Proteste in der Türkei: CHP-Parteichef Özgür Özel wird der Regierung gefährlich
Er machte die CHP wieder stark und bietet Staatschef Erdoğan die Stirn: Wer ist der gerade in seiner Rolle bestätigte Özel? Und was macht ihn beliebt?
Der Sonderparteitag war eine Gelegenheit, um die Partei noch einmal auf den Kampf für die Freilassung von İmamoğlu und um die Demokratie einzustimmen. Er war aber auch notwendig: Denn einige wenige CHP-Delegierte hatten die Wahl Özels zum Parteichef im November 2023 wegen angeblicher Unregelmäßigkeiten anfechten wollen. Mit dem Sonderparteitag jetzt ist die CHP diesen – wohl von der Regierung inspirierten – Klagen zuvorgekommen.
Özel hat sich seit Herbst 2023 als gefährlicher Gegner von Präsident Erdoğan herausgestellt. Unter seiner Führung hat die CHP um 12 Prozent in der Gunst der Wähler zugelegt und ist erstmals seit 1977 wieder stärkste Partei des Landes geworden. Bei den Kommunalwahlen im März 2024 hat die Partei die regierende AKP vernichtend geschlagen.
Seit seiner Wahl bildet Özel gemeinsam mit Ekrem İmamoğlu ein Führungsduo, das sich von vorherigen CHP-Parteichefs unterscheidet. Beide sind um die 50 Jahre alt, beide waren selbstständige Kleinunternehmer, bevor sie in die Politik gingen. Özel führte eine Apotheke, İmamoğlu leitete eine kleine Baufirma, die er von seinem Vater übernommen hatte. Unter Özel und İmamoğlu konnte die Partei ihre Beamtenmentalität abstreifen und auch den von den traditionellen Kemalisten mit Verbissenheit geführten Kampf gegen das Kopftuch hinter sich lassen. Außerdem drängten sie die Nationalisten in der Partei zurück und solidarisierten sich mit den kurdischen Bürgermeistern, die von Erdoğan aus dem Amt gedrängt und durch Zwangsverwalter ersetzt wurden. Nicht zuletzt deshalb unterstützt nun auch die kurdische DEM die Kampagne zur Freilassung von İmamoğlu.
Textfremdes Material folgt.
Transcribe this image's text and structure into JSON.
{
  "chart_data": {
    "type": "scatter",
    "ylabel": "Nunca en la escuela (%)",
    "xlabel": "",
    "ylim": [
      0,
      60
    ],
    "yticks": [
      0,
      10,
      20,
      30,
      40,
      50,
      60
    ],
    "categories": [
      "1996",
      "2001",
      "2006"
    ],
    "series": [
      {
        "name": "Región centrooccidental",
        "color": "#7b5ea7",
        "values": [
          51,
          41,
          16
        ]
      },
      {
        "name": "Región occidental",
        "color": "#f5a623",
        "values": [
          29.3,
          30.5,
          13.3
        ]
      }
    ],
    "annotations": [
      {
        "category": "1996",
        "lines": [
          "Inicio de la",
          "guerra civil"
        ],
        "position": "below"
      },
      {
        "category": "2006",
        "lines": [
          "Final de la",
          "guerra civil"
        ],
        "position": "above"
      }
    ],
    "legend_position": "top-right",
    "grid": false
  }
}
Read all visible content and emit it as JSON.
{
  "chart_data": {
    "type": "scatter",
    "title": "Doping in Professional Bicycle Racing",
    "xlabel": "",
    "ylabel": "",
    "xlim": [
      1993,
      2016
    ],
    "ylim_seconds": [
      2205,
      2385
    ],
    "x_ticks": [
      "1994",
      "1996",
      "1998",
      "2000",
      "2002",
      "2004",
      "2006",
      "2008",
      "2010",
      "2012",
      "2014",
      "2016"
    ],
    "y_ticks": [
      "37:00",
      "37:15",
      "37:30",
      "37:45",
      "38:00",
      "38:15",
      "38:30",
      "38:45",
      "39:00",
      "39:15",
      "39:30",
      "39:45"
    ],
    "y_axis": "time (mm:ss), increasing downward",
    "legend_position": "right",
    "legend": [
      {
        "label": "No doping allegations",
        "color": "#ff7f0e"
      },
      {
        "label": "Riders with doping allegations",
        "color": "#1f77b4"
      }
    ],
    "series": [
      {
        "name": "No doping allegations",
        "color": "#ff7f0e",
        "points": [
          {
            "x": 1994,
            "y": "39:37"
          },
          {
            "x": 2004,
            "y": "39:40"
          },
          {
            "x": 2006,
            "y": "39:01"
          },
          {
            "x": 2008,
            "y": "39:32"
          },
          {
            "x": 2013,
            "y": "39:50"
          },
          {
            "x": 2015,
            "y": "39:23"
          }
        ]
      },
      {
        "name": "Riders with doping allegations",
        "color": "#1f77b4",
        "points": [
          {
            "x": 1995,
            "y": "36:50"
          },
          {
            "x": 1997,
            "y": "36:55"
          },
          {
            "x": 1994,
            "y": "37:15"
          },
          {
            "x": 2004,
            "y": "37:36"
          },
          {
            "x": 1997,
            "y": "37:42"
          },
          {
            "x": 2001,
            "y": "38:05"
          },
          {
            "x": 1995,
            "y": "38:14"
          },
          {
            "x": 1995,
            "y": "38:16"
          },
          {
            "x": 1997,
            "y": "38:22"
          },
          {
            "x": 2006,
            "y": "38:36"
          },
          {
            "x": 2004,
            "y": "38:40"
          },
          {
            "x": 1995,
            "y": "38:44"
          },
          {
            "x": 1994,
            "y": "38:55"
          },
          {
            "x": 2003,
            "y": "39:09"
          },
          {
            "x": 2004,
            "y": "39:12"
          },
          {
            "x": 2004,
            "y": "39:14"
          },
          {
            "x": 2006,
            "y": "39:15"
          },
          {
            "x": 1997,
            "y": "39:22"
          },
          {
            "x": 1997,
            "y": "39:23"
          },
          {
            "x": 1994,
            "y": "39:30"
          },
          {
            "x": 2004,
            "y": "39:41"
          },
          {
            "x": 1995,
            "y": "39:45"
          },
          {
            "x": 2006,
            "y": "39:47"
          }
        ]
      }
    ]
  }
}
Özel bringt die Menschen auf die Straßen
Özel ist gerade jetzt, wo Erdoğan seinen finalen Angriff auf die türkische Demokratie gestartet hat, ein Glücksfall für die CHP und die gesamte türkische Demokratiebewegung. Er ist ein guter Redner, hat keine Angst vor Erdoğan – und ist deshalb fähig, die Partei aus den Abgeordnetenbüros hinaus auf die Straße zu führen. Ein Schritt, vor dem die „Staatspartei“ CHP vor Özel immer zurückgeschreckt war.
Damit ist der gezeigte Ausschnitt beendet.